A ce que l’on en sache, le film de Ferdinando Baldi était jusqu’ici totalement inédit en France, que cela soit en DVD et même en VHS. Comme tous les films édités par le Chat, ce giallo tardif a bénéficié d’un traitement éditorial de faveur. Le film est présenté dans un boîtier plastique de type Scanavo, qui lui assure un tarif imbattable. Comme d’habitude cependant, le packaging a été ô combien soigné, puisqu’il bénéficie d’une maquette et d’une composition graphique toujours signée Frédéric Domont.

Côté Blu-ray, le rendu « old school » de Neuf invités pour un crime s’avère tout à fait excellent. Encodée avec soin, la photo signée Sergio Rubini (Brigade volante) retrouve son éclat, avec un excellent niveau de détail et des contrastes ciselés évitant les noirs bouchés. L’image est parfaitement stable, et ne semble avoir subi aucun filtrage numérique : le film conserve un grain argentique très agréable, respectueux du matériel d’origine. Le résultat est donc solide, en dépit d’un master parfois abimé. Côté son, le mixage italien DTS-HD Master Audio 2.0 impose un rendu acoustique clair, net et relativement ouvert. Les dialogues sont parfaitement intelligibles, la musique perce sans difficulté ni saturation, et l’ensemble est très propre. Du très beau travail.

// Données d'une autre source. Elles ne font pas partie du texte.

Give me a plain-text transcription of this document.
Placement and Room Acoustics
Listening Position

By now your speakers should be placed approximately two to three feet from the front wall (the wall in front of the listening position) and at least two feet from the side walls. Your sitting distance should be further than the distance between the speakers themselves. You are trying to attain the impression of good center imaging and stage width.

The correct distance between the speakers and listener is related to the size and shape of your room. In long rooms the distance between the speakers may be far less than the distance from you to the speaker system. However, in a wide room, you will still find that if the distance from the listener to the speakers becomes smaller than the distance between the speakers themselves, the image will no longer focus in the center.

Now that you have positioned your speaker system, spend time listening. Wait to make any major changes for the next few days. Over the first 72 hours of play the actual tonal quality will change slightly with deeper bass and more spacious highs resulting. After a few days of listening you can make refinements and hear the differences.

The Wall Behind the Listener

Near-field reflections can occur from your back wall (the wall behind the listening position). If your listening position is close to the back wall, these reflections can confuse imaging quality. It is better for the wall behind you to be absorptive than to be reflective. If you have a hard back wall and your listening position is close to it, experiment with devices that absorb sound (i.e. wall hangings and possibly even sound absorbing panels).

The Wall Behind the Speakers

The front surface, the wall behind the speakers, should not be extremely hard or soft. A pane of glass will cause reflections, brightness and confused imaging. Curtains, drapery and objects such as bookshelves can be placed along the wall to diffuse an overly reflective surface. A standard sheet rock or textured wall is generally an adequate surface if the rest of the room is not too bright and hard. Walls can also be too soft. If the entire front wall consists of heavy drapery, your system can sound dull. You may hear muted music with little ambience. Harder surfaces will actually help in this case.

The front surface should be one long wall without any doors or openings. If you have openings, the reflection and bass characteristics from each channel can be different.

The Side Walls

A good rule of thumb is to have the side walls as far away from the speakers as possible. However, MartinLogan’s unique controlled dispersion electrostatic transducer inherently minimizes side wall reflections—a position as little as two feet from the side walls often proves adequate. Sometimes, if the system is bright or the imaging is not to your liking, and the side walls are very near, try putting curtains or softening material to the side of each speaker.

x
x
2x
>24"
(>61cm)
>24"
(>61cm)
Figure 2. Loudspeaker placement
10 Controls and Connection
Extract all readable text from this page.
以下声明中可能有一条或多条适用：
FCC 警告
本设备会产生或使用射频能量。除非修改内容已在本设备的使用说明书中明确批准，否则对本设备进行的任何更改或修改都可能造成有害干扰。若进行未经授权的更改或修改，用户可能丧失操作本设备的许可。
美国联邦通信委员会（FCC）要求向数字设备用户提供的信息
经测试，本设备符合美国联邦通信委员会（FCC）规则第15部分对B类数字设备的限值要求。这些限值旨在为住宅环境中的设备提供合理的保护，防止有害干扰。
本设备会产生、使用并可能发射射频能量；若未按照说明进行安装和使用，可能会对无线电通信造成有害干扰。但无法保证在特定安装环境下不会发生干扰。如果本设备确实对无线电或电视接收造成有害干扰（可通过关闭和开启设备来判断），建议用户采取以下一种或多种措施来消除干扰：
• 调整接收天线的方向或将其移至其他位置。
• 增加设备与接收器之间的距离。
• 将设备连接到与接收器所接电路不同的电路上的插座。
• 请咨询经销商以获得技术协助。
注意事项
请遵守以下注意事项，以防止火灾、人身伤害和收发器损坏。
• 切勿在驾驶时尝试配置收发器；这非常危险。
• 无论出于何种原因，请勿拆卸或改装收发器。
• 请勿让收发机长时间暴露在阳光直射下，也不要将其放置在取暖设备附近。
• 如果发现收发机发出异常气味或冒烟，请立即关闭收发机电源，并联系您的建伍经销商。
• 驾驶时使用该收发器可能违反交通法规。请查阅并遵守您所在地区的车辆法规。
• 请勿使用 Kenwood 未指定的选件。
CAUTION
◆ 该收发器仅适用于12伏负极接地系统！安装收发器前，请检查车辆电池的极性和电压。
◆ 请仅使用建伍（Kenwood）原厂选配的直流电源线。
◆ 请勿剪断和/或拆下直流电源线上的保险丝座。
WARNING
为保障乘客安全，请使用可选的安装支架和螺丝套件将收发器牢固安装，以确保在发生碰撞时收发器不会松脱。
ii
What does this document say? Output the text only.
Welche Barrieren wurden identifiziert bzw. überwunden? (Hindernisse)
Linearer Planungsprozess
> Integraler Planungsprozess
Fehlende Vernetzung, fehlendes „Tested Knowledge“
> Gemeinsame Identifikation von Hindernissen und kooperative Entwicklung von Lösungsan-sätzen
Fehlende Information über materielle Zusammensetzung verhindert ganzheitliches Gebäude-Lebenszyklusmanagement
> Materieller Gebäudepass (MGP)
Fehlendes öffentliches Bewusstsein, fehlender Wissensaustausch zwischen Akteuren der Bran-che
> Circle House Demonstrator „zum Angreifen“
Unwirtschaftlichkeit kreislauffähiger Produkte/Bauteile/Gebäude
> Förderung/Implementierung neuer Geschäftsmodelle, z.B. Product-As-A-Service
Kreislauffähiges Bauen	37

Du côté des suppléments, on trouvera, en plus de la traditionnelle bande-annonce, un intéressant entretien avec Massimo Foschi (26 minutes). L’acteur, qui a connu son heure de gloire en cette même année 1977 grâce au Dernier monde cannibale de Ruggero Deodato, reviendra sur sa rencontre avec Ferdinando Baldi, puis sur le tournage en Sardaigne, sur ses partenaires à l’écran, ainsi que sur le mélange de sexe et d’horreur proposé par le film. Pour vous procurer cette édition Blu-ray de Neuf invités pour un crime, rendez-vous sur le site de l’éditeur Le Chat qui fume !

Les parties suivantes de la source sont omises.